В комнате было душно и дымно. Их потные тела распространяли тревожный, тяжелый, нездоровый запах, глаза мутно блестели и голоса звучали прерывисто и подавленно, как хрипение осатаневших зверей. За окном тихо и ясно наступала лунная ночь, но весь мир, со всеми его красками, звуками и богатствами, куда-то ушел, провалился, и голая женщина одна осталась перед ними. И скоро их воображение стало так властно и требовательно, что им уже было совершенно необходимо увидеть эту Лиду, которую они теперь называли не Лидией и не Лидой, а Лидкой.
Зарудин велел запрячь лошадь, и они поехали на край города…
XXVIII
Письмо, на другой день присланное Зарудиным Лиде Саниной, в котором он просил позволения увидеться, неясно и неловко намекая, что многое еще можно изменить, попало в руки Марьи Ивановны, потому что горничная забыла его на столе в кухне.
И от страниц этого письма на чистый образ дочери, полный нежной святости, грязно и страшно надвинулась зловещая тень. И первое чувство Марьи Ивановны было — скорбное недоумение. А потом ей припомнилась собственная молодость, любовь и измены, тяжелые драмы, которые были пережиты в пору разочарования замужеством. Длинная цепь страданий, сплетенных жизнью, основанной на строгих законах и правилах, дотянулась до старости.

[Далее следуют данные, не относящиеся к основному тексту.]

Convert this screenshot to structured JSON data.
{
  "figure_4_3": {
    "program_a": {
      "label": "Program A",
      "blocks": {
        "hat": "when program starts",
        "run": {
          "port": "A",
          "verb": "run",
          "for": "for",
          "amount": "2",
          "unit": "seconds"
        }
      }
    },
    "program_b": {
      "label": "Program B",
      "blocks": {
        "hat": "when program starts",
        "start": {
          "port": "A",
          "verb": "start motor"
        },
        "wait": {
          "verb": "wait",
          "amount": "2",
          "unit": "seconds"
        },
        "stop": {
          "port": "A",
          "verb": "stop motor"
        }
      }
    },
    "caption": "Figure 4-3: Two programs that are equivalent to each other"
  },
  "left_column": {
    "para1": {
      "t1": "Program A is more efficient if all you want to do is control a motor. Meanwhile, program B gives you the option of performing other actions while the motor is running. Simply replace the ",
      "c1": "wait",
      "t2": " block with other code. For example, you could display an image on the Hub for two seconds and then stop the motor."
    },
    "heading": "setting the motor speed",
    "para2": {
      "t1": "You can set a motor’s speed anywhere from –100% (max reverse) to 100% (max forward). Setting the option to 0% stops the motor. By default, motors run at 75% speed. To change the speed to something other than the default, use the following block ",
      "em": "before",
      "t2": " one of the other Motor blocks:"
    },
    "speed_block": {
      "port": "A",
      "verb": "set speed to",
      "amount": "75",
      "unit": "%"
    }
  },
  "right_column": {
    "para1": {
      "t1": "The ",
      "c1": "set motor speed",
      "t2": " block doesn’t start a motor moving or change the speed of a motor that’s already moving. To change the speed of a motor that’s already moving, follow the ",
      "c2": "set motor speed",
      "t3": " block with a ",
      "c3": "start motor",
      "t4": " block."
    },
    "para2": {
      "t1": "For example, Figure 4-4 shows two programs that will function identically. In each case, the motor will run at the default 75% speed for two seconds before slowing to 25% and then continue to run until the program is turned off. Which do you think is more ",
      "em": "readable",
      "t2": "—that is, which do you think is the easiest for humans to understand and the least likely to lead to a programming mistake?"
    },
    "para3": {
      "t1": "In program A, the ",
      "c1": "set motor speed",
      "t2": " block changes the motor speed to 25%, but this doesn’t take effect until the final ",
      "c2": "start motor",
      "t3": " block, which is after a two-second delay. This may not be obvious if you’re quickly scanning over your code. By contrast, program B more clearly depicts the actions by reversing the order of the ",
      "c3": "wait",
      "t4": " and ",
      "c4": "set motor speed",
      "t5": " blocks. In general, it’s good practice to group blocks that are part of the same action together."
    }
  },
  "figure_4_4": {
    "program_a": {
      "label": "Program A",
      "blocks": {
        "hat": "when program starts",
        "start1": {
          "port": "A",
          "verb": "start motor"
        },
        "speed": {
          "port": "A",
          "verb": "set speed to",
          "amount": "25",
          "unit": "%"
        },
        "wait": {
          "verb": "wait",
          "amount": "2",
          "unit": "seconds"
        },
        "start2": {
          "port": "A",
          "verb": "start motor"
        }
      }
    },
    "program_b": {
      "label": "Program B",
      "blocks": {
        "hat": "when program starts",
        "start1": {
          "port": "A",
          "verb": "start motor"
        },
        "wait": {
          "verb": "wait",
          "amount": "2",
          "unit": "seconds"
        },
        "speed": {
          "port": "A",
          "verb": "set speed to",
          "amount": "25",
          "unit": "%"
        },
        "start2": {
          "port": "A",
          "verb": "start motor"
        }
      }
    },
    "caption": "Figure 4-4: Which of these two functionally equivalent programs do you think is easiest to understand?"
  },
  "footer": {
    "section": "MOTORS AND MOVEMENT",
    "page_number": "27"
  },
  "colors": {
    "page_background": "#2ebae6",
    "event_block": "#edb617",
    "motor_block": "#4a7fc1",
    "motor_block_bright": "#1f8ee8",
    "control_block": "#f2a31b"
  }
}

Это была серая полоса, с тусклыми пятнами скуки и горя, с оборванными краями обузданных желаний и мечтаний, что-то, чего никак нельзя было припомнить иначе, как ровным рядом дней за днями.
Но сознание, что дочь где-то прорвала прочную каменную стену этой серой пыльной жизни и, быть может, уже попала в яркий бурный водоворот, где радость и счастье хаотически переплетены со страданием и смертью, объяло ужасом старую женщину.
И ужас разрешился гневом и тоскою. Если бы старуха могла, она схватила бы Лиду за шею, придавила бы ее к земле, силой втянула назад в серый каменный коридор своей жизни, где на солнечный мир прорезаны только безопасные крошечные оконца с железными решетками, и заставила бы опять начать ту же, безвозвратно прожитую ею самой, жизнь.
«Гадкая, дрянная, мерзкая девчонка!» — с отчаянием уронив руки на колени, думала Марья Ивановна.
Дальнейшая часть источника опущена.